Error Analysis of Three-Layer Neural Network Trained with PGD for Deep Ritz Method

TL;DR

This paper provides a comprehensive error analysis for a three-layer neural network trained with projected gradient descent within the deep Ritz method framework, offering insights into approximation, generalization, and optimization errors for PDE solutions.

Contribution

It is the first to analyze overparameterized networks for PDEs, including error estimates and training guidance without restrictive assumptions.

Findings

Established global convergence of the training algorithm.

Derived error bounds based on sample size and network parameters.

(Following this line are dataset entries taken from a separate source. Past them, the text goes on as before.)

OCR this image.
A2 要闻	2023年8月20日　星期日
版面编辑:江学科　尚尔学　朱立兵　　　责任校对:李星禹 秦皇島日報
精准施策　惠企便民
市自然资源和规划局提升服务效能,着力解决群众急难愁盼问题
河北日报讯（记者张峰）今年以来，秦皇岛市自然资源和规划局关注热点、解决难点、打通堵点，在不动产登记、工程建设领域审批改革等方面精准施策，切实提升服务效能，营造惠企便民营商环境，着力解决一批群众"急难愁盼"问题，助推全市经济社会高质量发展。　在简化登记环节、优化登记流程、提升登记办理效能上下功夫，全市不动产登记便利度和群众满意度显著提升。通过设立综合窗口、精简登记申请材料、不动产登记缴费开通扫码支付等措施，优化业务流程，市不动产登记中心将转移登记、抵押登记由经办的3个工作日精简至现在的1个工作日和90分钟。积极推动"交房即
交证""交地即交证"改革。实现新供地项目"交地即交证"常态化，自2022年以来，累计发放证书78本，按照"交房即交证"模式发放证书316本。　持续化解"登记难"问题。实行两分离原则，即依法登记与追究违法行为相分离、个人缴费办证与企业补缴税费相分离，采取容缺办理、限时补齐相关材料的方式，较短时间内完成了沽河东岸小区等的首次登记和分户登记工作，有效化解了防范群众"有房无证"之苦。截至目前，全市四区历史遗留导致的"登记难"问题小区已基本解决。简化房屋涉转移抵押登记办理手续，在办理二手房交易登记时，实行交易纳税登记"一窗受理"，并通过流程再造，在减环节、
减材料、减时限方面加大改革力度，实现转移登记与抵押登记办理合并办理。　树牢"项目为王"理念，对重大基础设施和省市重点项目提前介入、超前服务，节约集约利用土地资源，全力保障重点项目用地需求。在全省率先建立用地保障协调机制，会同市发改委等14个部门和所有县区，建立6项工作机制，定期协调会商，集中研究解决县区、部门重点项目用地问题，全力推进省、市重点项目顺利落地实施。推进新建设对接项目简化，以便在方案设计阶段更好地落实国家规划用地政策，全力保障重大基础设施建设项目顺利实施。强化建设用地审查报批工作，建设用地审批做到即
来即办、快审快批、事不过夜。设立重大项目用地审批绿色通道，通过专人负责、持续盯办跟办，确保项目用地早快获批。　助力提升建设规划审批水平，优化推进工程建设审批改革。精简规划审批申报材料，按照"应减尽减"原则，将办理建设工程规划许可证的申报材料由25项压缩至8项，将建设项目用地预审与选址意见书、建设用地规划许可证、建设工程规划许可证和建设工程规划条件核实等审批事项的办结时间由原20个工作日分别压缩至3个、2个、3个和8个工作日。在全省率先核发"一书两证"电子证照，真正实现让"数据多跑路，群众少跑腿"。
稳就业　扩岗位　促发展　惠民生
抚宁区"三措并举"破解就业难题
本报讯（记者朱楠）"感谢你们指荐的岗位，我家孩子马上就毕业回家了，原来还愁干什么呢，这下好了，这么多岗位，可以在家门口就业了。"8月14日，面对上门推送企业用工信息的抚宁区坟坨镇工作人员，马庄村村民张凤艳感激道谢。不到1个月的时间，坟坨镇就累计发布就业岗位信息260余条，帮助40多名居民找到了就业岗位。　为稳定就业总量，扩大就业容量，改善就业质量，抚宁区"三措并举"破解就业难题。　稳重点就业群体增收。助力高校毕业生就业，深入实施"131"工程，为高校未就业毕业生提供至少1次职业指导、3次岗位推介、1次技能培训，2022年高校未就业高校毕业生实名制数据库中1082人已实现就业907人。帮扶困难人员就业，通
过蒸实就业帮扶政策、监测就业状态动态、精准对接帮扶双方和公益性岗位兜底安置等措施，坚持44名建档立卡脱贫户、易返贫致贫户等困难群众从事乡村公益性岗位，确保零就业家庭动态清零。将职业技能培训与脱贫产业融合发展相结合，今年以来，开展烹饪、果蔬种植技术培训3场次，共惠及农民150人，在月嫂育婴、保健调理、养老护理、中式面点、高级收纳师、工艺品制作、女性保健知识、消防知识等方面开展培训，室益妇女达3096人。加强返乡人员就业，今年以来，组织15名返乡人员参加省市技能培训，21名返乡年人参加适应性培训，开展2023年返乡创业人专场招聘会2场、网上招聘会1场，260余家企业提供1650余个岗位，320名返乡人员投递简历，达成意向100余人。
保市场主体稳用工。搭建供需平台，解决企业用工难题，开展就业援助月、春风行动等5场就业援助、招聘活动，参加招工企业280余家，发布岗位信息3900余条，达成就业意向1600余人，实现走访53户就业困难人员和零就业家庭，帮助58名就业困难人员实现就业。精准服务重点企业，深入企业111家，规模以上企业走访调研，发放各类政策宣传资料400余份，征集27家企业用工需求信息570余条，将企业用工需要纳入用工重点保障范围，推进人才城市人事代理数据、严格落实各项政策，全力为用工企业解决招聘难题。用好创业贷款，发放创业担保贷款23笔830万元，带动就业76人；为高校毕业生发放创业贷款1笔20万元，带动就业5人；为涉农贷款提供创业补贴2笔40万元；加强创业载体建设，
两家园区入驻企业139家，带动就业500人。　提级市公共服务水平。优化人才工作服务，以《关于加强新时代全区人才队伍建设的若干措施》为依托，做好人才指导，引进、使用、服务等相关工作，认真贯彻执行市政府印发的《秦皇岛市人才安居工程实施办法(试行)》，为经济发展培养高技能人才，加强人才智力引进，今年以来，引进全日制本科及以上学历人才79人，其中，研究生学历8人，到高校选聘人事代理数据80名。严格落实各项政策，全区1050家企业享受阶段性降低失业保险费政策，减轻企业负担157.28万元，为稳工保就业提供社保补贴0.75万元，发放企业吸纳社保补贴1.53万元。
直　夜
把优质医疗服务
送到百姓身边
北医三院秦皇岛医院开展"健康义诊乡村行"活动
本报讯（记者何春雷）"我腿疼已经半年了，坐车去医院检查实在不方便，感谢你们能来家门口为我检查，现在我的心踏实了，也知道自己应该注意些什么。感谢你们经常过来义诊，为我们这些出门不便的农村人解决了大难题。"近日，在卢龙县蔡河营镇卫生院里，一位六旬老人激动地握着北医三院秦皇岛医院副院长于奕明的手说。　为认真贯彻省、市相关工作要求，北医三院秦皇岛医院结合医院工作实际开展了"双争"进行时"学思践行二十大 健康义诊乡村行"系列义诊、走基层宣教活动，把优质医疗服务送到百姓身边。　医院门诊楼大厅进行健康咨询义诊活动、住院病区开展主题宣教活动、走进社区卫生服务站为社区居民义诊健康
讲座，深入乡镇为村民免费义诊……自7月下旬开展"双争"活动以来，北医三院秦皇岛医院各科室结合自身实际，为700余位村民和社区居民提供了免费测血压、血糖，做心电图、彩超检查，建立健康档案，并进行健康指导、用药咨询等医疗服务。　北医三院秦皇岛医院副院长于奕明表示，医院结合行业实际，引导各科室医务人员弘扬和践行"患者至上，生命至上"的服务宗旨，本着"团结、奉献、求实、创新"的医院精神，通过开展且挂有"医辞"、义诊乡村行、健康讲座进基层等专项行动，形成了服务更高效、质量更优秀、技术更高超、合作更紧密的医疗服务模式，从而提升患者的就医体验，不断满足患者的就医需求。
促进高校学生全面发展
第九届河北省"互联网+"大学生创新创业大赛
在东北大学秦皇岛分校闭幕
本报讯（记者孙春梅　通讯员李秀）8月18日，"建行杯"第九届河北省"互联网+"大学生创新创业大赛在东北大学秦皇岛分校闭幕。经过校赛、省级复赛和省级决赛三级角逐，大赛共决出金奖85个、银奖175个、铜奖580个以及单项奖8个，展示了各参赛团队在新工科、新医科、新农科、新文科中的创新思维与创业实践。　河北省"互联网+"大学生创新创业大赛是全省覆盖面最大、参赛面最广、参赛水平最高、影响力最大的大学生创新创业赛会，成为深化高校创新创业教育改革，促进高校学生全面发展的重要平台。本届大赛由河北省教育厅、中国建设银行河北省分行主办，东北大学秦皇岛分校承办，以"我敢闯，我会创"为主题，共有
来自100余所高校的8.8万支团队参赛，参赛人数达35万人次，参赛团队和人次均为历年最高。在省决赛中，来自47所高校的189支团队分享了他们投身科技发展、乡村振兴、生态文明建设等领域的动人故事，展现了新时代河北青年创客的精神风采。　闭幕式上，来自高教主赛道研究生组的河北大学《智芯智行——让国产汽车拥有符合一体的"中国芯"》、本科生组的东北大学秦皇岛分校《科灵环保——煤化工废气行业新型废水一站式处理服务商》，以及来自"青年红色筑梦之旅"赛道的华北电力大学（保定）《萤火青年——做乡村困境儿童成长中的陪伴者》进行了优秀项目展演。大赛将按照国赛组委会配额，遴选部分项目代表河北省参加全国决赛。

Provided practical guidance on network design and training settings.

Abstract

Machine learning is a rapidly advancing field with diverse applications across various domains. One prominent area of research is the utilization of deep learning techniques for solving partial differential equations(PDEs). In this work, we specifically focus on employing a three-layer tanh neural network within the framework of the deep Ritz method(DRM) to solve second-order elliptic equations with three different types of boundary conditions. We perform projected gradient descent(PDG) to train the three-layer network and we establish its global convergence. To the best of our knowledge, we are the first to provide a comprehensive error analysis of using overparameterized networks to solve PDE problems, as our analysis simultaneously includes estimates for approximation error, generalization error, and optimization error. We present error bound in terms of the sample size $n$ and our work provides guidance on how to set the network depth, width, step size, and number of iterations for the projected gradient descent algorithm. Importantly, our assumptions in this work are classical and we do not require any additional assumptions on the solution of the equation. This ensures the broad applicability and generality of our results.